By way of an introduction
Tall palm trees and warm sands. Roaring waves and cool, ocean breezes… rumbas and comparzas rhythmically parading down the street in a colorful flutter of dance, music and worship.
These are not memories I have from Cuba, they’re symbols of a country now lost to me in all but this blog and the history site I’ve been nursing for nine years now… my child.
My own childhood memories of Cuba are less iconic, more abstract, covered by the apparent noise of time like a video image from the 1960s; I’m walking with my dad in Havana, and he seems very tall, as we walk through dense crowds on a small stone-covered street and through an iron gate into a small park. We cross the park and come out through a similar gate into an equally crowded but larger street. I can smell the ocean from here.
This memory plays like a recovered video from a different reality, with no way of telling for sure what came before or after. It’s just there… like Cuba.
More than 500 years after civilized men came to consume and destroy her innocent beauty, after the hardships of conquest and the brutality of colonization, through the barbarity of slavery, the emergence of Cubanidades (a Cuban identity) and the sting of Cubanismo (the Cuban independence movement).
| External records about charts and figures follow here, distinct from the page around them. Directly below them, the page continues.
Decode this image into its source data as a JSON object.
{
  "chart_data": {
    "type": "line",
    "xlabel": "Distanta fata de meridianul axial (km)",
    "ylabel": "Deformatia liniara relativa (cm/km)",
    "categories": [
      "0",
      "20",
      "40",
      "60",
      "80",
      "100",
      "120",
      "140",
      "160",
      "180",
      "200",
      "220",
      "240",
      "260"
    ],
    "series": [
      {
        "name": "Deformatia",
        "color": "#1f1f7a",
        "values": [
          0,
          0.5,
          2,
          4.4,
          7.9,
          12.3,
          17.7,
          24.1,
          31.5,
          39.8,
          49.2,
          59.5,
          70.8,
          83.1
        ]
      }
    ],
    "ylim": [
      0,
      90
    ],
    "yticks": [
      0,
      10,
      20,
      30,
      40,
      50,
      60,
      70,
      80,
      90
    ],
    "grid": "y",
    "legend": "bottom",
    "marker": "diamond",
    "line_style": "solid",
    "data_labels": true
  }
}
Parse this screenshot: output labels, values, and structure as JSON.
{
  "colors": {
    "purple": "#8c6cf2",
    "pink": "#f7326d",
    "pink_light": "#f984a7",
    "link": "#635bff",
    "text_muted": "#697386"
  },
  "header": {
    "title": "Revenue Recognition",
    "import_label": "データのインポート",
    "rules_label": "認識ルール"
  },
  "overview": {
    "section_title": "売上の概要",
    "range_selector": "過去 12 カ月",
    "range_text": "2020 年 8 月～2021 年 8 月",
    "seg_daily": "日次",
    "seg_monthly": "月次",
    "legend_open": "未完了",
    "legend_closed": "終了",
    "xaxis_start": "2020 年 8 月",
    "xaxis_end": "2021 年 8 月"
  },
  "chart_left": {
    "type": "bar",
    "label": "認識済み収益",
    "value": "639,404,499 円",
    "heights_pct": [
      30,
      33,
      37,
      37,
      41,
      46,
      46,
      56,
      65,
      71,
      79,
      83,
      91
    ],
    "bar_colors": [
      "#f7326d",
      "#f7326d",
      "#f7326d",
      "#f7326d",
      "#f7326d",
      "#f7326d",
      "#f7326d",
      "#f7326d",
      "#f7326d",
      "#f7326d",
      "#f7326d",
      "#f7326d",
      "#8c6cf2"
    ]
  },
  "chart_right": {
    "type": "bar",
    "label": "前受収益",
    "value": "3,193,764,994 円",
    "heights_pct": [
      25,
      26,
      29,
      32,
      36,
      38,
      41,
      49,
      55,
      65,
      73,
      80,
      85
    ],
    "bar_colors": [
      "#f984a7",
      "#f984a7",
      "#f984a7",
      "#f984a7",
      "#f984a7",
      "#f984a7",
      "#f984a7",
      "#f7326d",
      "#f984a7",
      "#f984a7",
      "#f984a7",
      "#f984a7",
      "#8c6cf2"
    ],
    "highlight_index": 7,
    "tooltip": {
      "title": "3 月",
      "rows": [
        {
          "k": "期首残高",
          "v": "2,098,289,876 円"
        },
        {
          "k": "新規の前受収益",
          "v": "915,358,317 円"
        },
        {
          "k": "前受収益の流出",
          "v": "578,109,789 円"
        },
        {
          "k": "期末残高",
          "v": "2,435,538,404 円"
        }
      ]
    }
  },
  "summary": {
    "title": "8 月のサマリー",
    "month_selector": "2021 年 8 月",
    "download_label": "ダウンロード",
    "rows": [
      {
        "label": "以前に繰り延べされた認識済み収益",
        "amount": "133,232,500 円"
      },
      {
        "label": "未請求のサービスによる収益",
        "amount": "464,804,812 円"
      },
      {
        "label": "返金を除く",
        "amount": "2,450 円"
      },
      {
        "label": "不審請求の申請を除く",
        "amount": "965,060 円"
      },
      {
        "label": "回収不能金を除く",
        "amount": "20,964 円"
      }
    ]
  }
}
After two major wars against the once mighty Spanish empire… even after the death of many of her most beloved sons; José Martí, Antonio Maceo, Maximo Gómez, Calixto García… men who donated every second of their lives to the idea of an independent Cuba, only to have their dreams shattered by the outcome of the War of Independence in 1898… Instead of the freedom they fought for, what they got was a new master--guess who?
Later, after 60 years of new empire domination, and names like Gerardo Machado and Fulgencio Batista, and then a revolution that evicted the empire but generated other issues to worry about, and names like Castro, Cienfuegos, Guevara… she’s still there, growing and thriving and suffering as always. Still the precious Pearl of the Antilles that every empire must have… if not to own, to dominate. To hang on a wall like so many other trophies.
She’s still there, and I wonder how much of her we’ll have to destroy to satisfy our sense of ownership and frustration after Castro’s gone. How many Cubans are we going to have to kill until they develop the type of government we demand of them? (The first time a mighty empire got a whiff of Cuba, nearly 2 million indigenous Cubans were wiped out.)